According to Kilguss, 90 percent of all arrowheads sell for $25 to $125. The finest, sharpest arrowhead in perfect condition could fetch as much as $1,000, but there are very few of these around even in the ground. Weathering and cattle grazing cause most buried arrowheads to be chipped or cracked, vastly reducing their value. Still, Kilguss concedes, flea markets and online auction sites including eBay and unscrupulous artifact-specific sites often sell illegally obtained pieces and provide a market for artifacts acquired through pothunting. "They won't hesitate to sell anything they can," he said. "They don't care about history. They care about money."
Although Benney's opponents vastly outnumber his supporters, his book has managed to generate a small measure of momentum. Marilyn Russell, who retired after 33 years of teaching at Livermore High School, received it as a gift from a friend. As a teacher, she led students on field trips to some of the sites that Benney highlights, including the large village site he wants to develop. "I think it's really important to realize that there were people here before us who treasured the land and lived in harmony with the landscape," she said. "I realize it's a two-edged sword, but I always hope for the best in people."
Russell is reluctant to let a few bad seeds impede upon everyone else's freedom. "Those impacts, as destructive as they are ... you're letting the minority, or the criminal, or the dark side, influence the people that are good," she said. "Educationally, you have to take risks."
Benney's most public backer is a friend he's known since high school. Benney and Bob Bardell grew up in Orinda and attended Miramonte High School together, where one of their favorite activities was roaming the East Bay hills. Many years later, once Benney got Bardell hooked on Native American history, Bardell joined Benney's band of explorers and the two began to go out frequently in search of sites.

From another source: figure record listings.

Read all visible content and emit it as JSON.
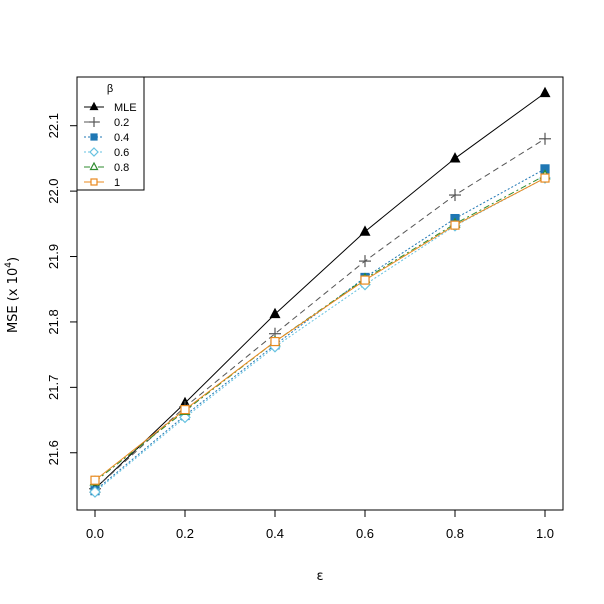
{
  "chart_data": {
    "type": "line",
    "xlabel": "ε",
    "ylabel": "MSE (x 10",
    "ylabel_exp": "4",
    "ylabel_close": ")",
    "x": [
      0.0,
      0.2,
      0.4,
      0.6,
      0.8,
      1.0
    ],
    "xlim": [
      0.0,
      1.0
    ],
    "ylim": [
      21.54,
      22.15
    ],
    "xticks": [
      "0.0",
      "0.2",
      "0.4",
      "0.6",
      "0.8",
      "1.0"
    ],
    "yticks": [
      "21.6",
      "21.7",
      "21.8",
      "21.9",
      "22.0",
      "22.1"
    ],
    "grid": false,
    "legend": {
      "title": "β",
      "placement": "top-left"
    },
    "series": [
      {
        "name": "MLE",
        "color": "#000000",
        "dash": "solid",
        "marker": "triangle-filled",
        "values": [
          21.545,
          21.676,
          21.812,
          21.938,
          22.05,
          22.15
        ]
      },
      {
        "name": "0.2",
        "color": "#555555",
        "dash": "dashed",
        "marker": "plus",
        "values": [
          21.545,
          21.67,
          21.782,
          21.893,
          21.994,
          22.08
        ]
      },
      {
        "name": "0.4",
        "color": "#1f77b4",
        "dash": "dotted",
        "marker": "square-filled",
        "values": [
          21.542,
          21.657,
          21.765,
          21.868,
          21.958,
          22.034
        ]
      },
      {
        "name": "0.6",
        "color": "#66c2e0",
        "dash": "dotted",
        "marker": "diamond-open",
        "values": [
          21.54,
          21.654,
          21.762,
          21.857,
          21.947,
          22.02
        ]
      },
      {
        "name": "0.8",
        "color": "#2e8b2e",
        "dash": "dashdot",
        "marker": "triangle-open",
        "values": [
          21.556,
          21.664,
          21.77,
          21.866,
          21.95,
          22.024
        ]
      },
      {
        "name": "1",
        "color": "#e8891e",
        "dash": "solid",
        "marker": "square-open",
        "values": [
          21.558,
          21.666,
          21.77,
          21.864,
          21.948,
          22.02
        ]
      }
    ]
  }
}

When Benney proposed the idea for his book, Bardell backed him. "I thought it was a great idea," he said. "The stuff's on public land, and the public should be out there enjoying it. I'm a taxpayer for the parks and other public entities, and I think they have a stewardship obligation unto the land, but to my mind that doesn't extend to keeping places secret from people." Bardell argues that the general public has a right, a duty even, to experience firsthand the East Bay's shared heritage and rich cultural history.